Evaluating the effectiveness of modern Anti VEGF therapies in a regional Australian hospital

Modern anti–vascular endothelial growth factor (VEGF) agents, including aflibercept 8 mg (Eylea HD) and Faricimab (Vabysmo), have shown promise in extending treatment intervals while maintaining or improving visual acuity in chronic retinal diseases such as neovascular age-related macular degeneration (nAMD), diabetic macular oedema (DMO), and central serous chorioretinopathy (CSCR). These newer therapies aim to reduce the treatment burden associated with frequent intravitreal injections. However, real-world data, especially from regional Australian clinical settings, remain limited, despite potential differences in patient demographics, healthcare access, and adherence compared to controlled clinical trials. This retrospective audit evaluated clinical outcomes of patients transitioned from first- generation anti-VEGF agents (ranibizumab or aflibercept 2 mg) to modern agents (aflibercept 8 mg or Faricimab) at a regional hospital over a 12-month period (September 2024 to September 2025). Patients were eligible if they had a diagnosis of nAMD, DMO, or CSCR; had previously received intravitreal injections of a first-generation anti-VEGF agent; and were subsequently switched to aflibercept 8 mg or Faricimab.

Additionally, inclusion required that patients had received at least three consecutive injections of the modernagent to ensure adequate exposure and undergone at least one post-switch clinical review documenting best corrected visual acuity (BCVA). There were no restrictions on patient ageor sex to reflect real-world diversity. Data collected included demographics, diagnosis, treatment intervals before and after switching, BCVA, agent used, and rationale for switching, categorised as quiescent disease aimed at interval extension or persistent active disease.

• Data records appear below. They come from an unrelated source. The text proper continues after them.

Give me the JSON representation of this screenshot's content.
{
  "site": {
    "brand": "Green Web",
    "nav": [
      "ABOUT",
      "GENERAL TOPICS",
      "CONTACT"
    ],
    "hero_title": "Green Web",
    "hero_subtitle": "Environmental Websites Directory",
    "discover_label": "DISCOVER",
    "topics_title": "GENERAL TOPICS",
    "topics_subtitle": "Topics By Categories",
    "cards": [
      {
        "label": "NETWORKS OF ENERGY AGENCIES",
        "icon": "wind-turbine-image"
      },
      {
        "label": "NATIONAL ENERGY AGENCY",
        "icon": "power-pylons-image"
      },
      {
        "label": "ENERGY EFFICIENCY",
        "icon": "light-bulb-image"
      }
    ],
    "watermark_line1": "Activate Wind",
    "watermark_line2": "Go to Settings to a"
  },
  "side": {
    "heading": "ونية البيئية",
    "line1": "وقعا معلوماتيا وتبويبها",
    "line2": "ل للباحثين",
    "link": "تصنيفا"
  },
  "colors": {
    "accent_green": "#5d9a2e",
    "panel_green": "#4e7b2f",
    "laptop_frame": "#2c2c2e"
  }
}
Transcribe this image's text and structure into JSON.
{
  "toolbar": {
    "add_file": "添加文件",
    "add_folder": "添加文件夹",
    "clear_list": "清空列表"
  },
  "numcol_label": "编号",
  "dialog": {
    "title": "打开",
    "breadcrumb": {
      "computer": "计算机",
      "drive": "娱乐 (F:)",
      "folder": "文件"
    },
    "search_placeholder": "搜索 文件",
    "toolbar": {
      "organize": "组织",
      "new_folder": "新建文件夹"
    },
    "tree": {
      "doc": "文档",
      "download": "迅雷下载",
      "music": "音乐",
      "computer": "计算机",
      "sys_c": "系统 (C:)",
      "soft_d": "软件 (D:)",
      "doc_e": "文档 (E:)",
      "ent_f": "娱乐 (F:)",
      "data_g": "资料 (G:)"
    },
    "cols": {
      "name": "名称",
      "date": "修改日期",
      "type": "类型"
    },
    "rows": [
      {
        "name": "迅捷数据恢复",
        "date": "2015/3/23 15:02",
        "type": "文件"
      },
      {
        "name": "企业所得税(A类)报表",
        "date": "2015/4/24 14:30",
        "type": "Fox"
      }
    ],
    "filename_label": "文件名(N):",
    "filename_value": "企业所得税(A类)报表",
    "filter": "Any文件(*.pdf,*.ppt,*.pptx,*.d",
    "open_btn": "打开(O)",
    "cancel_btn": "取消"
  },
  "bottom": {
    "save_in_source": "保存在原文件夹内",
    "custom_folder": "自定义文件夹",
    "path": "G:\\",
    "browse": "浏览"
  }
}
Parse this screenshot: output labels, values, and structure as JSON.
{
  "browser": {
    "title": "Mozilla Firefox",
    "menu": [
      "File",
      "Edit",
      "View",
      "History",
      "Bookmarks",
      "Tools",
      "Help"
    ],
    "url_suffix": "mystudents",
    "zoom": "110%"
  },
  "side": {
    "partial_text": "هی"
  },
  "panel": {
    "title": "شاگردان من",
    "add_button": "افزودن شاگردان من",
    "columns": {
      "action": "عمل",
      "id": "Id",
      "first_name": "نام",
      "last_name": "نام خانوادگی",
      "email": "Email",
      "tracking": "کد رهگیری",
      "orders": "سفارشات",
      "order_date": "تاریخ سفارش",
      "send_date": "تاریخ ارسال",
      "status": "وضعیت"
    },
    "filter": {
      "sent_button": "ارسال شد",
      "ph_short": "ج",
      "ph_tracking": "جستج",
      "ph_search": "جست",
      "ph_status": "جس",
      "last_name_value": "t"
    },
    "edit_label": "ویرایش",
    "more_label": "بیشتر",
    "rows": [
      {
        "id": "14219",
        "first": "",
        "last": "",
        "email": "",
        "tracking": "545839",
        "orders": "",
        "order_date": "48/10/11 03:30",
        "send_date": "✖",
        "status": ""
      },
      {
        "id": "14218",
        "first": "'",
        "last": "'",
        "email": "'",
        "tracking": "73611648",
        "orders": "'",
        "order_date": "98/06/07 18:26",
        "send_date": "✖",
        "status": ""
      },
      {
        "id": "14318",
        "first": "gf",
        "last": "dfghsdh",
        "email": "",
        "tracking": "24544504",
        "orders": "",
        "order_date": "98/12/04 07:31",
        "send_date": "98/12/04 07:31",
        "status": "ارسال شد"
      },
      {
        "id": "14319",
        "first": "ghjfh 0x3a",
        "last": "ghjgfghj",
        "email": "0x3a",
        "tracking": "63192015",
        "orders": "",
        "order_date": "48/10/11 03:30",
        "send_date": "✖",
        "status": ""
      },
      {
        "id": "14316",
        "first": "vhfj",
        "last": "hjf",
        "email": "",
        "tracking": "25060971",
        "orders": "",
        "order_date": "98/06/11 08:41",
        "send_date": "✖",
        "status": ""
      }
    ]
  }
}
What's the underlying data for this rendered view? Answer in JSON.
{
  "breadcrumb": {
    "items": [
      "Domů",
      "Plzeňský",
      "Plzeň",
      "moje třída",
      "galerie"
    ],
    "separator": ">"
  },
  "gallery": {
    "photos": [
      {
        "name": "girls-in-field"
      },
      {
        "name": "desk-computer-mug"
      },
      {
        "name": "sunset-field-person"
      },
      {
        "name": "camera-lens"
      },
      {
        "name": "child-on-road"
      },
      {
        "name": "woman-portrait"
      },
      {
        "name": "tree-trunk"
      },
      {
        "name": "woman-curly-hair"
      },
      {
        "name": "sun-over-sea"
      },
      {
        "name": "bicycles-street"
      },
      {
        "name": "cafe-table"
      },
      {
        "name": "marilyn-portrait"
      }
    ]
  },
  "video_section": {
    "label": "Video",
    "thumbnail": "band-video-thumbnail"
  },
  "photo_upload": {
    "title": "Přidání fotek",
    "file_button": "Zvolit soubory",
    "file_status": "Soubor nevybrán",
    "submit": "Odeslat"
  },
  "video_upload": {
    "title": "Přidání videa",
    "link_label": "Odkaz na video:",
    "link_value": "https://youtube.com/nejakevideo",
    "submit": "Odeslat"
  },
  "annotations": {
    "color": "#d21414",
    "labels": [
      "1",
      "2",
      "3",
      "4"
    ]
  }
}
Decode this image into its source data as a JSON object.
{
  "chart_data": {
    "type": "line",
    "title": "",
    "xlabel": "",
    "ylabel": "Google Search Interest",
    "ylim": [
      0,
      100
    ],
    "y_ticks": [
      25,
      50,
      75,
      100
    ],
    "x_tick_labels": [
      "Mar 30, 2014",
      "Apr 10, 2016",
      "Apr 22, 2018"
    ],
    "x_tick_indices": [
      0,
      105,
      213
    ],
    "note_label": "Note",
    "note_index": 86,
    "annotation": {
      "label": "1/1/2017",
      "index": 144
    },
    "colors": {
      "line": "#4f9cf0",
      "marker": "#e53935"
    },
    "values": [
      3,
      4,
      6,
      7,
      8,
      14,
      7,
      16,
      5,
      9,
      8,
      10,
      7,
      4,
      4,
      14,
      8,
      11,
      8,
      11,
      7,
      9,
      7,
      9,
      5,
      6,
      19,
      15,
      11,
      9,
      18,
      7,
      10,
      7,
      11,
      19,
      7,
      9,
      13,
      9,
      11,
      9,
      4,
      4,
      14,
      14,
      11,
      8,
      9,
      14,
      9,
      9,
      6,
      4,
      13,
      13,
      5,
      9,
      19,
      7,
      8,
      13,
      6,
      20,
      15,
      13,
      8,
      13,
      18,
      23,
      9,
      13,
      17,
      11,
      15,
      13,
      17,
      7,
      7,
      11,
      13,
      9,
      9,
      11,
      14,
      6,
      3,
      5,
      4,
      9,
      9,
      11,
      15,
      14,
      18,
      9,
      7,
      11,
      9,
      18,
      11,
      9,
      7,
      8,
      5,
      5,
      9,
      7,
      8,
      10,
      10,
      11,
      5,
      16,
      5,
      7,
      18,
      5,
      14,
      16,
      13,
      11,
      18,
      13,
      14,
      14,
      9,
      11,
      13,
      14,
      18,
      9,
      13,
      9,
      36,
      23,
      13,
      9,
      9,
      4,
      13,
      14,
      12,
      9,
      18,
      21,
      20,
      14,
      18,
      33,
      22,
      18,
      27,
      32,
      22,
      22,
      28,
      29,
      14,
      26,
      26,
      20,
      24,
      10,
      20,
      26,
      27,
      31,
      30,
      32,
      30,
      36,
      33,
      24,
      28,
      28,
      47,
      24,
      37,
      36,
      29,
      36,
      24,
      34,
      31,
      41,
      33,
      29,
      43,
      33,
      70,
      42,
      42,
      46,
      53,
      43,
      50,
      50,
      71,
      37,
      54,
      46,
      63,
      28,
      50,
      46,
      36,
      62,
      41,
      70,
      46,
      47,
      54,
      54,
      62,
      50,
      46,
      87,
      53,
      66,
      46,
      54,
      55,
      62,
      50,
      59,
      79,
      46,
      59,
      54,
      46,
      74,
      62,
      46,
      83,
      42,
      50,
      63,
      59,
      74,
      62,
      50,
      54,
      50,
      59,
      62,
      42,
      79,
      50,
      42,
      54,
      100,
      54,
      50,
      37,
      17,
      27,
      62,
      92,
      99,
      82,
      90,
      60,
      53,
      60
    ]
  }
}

Among 206 patients (105 receiving aflibercept 8 mg and 101 receiving Faricimab), 73% of those in the aflibercept group were switched due to recurrent disease activity, while 27% were switched during periods of quiescence with the goal of extending treatment intervals. Overall, 51% of patients in this group achieved an extension of their treatment intervals, with an average increase of 10 days. Notably, among those who experienced interval extension, 86% maintained or improved their visual acuity at their follow-up after switching. In the Faricimab cohort, 61% of patients were switched due to recurrent activity, and 39% during quiescence. Here, 65% of patients successfully extended their treatment intervals, with an average increase of 16 days between injections. Among patients who achieved interval extension, 78% maintained or improved their visual acuity at the post-switch review. In patients who did not achieve interval extension, 87% in the aflibercept group and 68% in the Faricimab group were switched due to active disease.

These findings demonstrate that in a regional Australian clinical setting, switching to modern anti-VEGF agents can effectively extend treatment intervals and preserve visual outcomes, particularly in patients with quiescent disease. This real-world evidence supports the use of aflibercept 8 mg and Faricimab to reduce treatment burden while maintaining efficacy outside the controlled environment of clinical trials. Further prospective studies are warranted to optimize treatment protocols and improve long-term patient outcomes in diverse populations.